<back>

 

 

Center for Knowledge Sharing

 

Edited 2/9/2004 9:02 AM

 

 

Our proposal is to provide a window into distributed worldwide scholarship.  A window on distributed worldwide scholarship reveals a social discourse with core issues related to science and mathematics as expressed in theories of knowledge and theories of computing.  University faculty members, from many universities, have defined this distributed scholarship.  The proposed next step will create a virtual machine-mediated repository on knowledge sharing scholarship. 

 

The Knowledge Sharing Foundation will extend technical work that Paul Prueitt began in the early 1990s at Georgetown University and during the academic year 2002-2003 at George Washington University.  Grants and gifts would be received during the five academic years 2004 – 2010 with the goal of endowing several University Chairs, in various universities, and of acquiring distributed infrastructure supporting virtual sharing of scholarship mediated by machine-readable ontology. 

 

The Knowledge Sharing Foundation will be co-located with a number of universities as part of a new national virtual poliversity.

 

Knowledge sharing scholarship is by nature interdisciplinary and demanding.  The scholarship and the required technical capabilities are diffuse.  For example, the technical resources for thematic analysis of social discourse exist in one system in Russia. A functionally similar system (NSC J-39) was partially deployed (2002) by Prueitt within the US intelligence community as an open source web based instrumentation and analysis system over Islamic social discourse.  This open source system produces something similar to an opinion poll.  A knowledge technical capability also exists in various machine-readable ontology technologies such as Topic Maps and the new Ontology Web Language (OWL).  Professor Prueitt has develop patents on behalf of several companies in this area.
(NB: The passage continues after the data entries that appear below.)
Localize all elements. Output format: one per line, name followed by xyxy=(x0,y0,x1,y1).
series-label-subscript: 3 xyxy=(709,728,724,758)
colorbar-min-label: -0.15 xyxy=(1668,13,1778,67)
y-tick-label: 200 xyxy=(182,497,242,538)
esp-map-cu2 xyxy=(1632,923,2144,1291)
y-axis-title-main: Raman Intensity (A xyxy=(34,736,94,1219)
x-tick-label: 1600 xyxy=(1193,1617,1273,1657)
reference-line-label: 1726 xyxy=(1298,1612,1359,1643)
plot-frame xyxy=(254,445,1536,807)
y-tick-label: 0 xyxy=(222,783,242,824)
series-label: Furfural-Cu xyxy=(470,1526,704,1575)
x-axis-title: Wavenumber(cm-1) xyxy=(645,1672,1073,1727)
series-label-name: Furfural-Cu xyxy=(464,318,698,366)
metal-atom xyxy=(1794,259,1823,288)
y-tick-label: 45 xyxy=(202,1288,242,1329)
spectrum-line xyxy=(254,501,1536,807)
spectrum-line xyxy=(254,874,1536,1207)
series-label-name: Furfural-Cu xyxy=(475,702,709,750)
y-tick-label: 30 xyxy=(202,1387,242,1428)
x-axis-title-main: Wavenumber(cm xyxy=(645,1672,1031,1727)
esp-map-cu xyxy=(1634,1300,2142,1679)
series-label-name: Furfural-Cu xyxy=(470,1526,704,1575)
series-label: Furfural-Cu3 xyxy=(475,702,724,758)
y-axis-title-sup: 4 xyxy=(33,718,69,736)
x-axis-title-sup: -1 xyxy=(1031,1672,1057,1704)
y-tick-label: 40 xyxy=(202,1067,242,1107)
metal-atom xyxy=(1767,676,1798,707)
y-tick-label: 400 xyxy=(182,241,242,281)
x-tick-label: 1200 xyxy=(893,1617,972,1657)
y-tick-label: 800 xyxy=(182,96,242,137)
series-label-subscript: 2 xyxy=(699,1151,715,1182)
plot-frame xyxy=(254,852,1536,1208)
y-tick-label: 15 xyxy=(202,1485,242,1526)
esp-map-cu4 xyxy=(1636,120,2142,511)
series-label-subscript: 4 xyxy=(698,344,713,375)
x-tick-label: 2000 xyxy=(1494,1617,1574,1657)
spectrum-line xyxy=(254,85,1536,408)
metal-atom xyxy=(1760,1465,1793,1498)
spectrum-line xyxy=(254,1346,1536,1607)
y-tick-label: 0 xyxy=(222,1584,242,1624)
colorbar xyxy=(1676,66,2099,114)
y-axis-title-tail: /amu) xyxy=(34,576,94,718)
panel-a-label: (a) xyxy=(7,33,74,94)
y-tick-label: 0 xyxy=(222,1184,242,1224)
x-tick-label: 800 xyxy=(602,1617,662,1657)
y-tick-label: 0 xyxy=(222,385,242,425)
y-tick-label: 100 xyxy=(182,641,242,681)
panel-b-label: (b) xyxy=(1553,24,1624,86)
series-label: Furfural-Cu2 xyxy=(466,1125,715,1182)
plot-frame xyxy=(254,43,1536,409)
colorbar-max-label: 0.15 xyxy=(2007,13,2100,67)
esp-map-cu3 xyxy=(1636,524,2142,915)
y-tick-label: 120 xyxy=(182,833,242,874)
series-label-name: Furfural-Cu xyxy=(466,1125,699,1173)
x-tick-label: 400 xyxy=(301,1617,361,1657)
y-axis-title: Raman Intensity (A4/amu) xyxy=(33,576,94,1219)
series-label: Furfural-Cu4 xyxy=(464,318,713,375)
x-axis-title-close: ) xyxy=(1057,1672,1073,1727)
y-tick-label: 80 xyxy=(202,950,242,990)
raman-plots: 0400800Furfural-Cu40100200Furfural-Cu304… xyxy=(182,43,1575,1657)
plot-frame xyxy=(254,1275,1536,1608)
These patents are placed within map of emerging intellectual property related to the knowledge sciences. 

 

Peter Stephenson, Eastern Michigan University, has developed a model of cyber attack mechanisms using foundational notation based on Prueitt’s work.  Other research and teaching relationships exist that is bring forward a body of work that targets a deeper understanding about the nature of human communication and the role that science plays in our society. 

 

The Center for Knowledge Sharing will allow foundations and corporations to make gifts to the university and to receive benefits from our students and from technology evaluative processes provided by the Center.  In exploratory work, at George Washington University, commitments were received from seven corporations.  Current commitments for corporate gifts include advanced computer software and methodologies for knowledge management and information production. 

 

The federal government is expected to support a new initiative based on the Knowledge Sharing concept.  This concept has been discussed at various agencies including the National Security Agency, and the National Science Foundation.  Current educator-to-educator collaborative environments will be extended with some additional granted resources. 

 

A right to return to safe and sustainable family farms is discussed as part of the biodefense system for the United States.